Still, living with Rhode meant being a captive audience to his theories. She'd absorbed the concepts through osmosis—spacetime nodes, dimensional fractures, causality loops. She understood the goal. And that understanding bred a quiet, persistent dread.

She was glad for his breakthrough, truly. But the next step... finding those nodes? It sounded like poking at a sleeping cosmic beast. The idea of him brushing against one and simply... vanishing from this timeline, ceasing to exist in her present, sent a cold tremor through her that had nothing to do with battle. The feeling was foreign, uncomfortable, and she buried it under layers of pragmatic concern.

"What? Worried something might happen to me?" Rhode's voice cut through her thoughts, teasing and perceptive.

Aira's cheeks flushed instantly. "Hmph! Who's worried?" she shot back, her tone defensive and sharp. "I'm just concerned about losing a decent opponent, that's all! Don't flatter yourself."

"Haha, don't worry. I'll be fine." His laughter was confident, dismissive of the danger, which only irked her more.

"Whatever," she grumbled, letting her expression frost over. If he wanted to charge into temporal minefields, that was his business.

Rhode, wisely, let the subject drop. He surveyed their domain—the pristine training grounds, the sleek architecture of the Hall. "The Martial Arts Hall has been quiet for two years now. The staff is trained, the systems are ready. It's time to open our doors to the public."

"I don't care about such things," Aira stated flatly. Her involvement began and ended with the occasional, stern lesson for Bulma—a task that had become more sporadic now that the little genius was engrossed in formal schooling. Aira privately thought it was a waste; with focus, even an Earthling like Bulma could achieve something noteworthy.

"Heh, you don't have to," Rhode agreed easily. "Just enjoy the benefits." He had long ago delegated everything. A team of capable martial artists he'd personally vetted and trained handled instruction. A corps of professional managers dealt with logistics, finances, and public relations. The "West City Martial Arts Hall" would run itself, a legitimate front and a steady source of mundane income, requiring nothing from its true masters but their names.

As they spoke, a figure approached from the front compound, crossing the boundary into the private rear courtyard with a respectful bow.
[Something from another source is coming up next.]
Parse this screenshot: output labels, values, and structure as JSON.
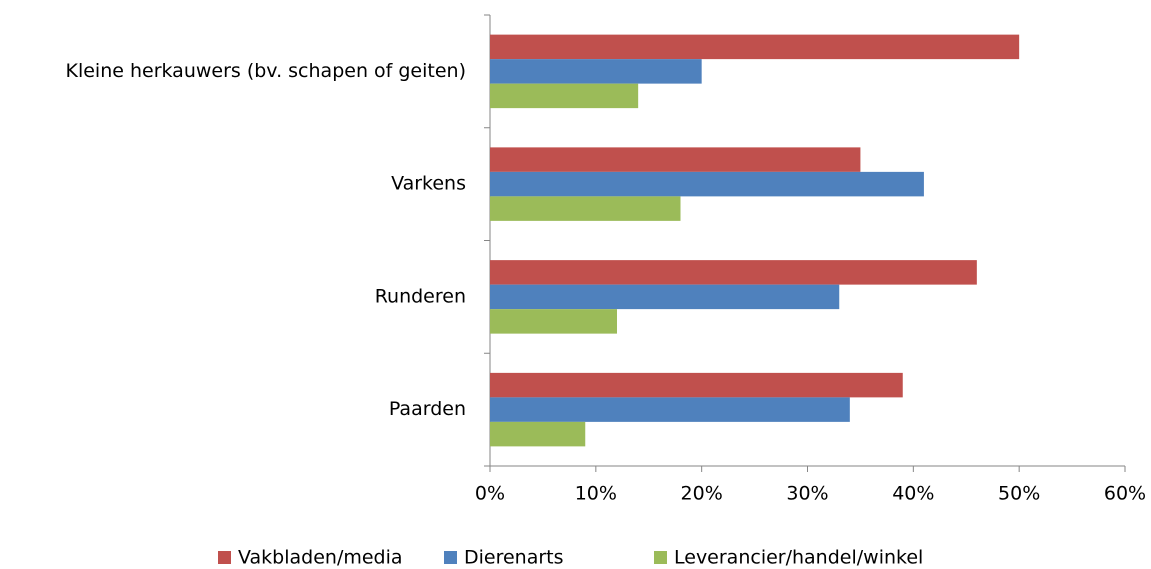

It was a young man named Bruce, with a compact, powerful build, sharp eyes, and a serious demeanor. He was the head instructor, a disciple in the formal, traditional sense—someone Rhode had found with solid potential and honed into a competent martial artist and a loyal lieutenant.

"Master," Bruce greeted Rhode, then nodded respectfully to Aira. "I have news regarding the individual you asked me to locate: Dr. Gero."

The name hung in the air, charged with a different kind of potential. The pursuit of theoretical spacetime nodes was put on hold. A more tangible, and perhaps equally dangerous, piece of the puzzle had just appeared.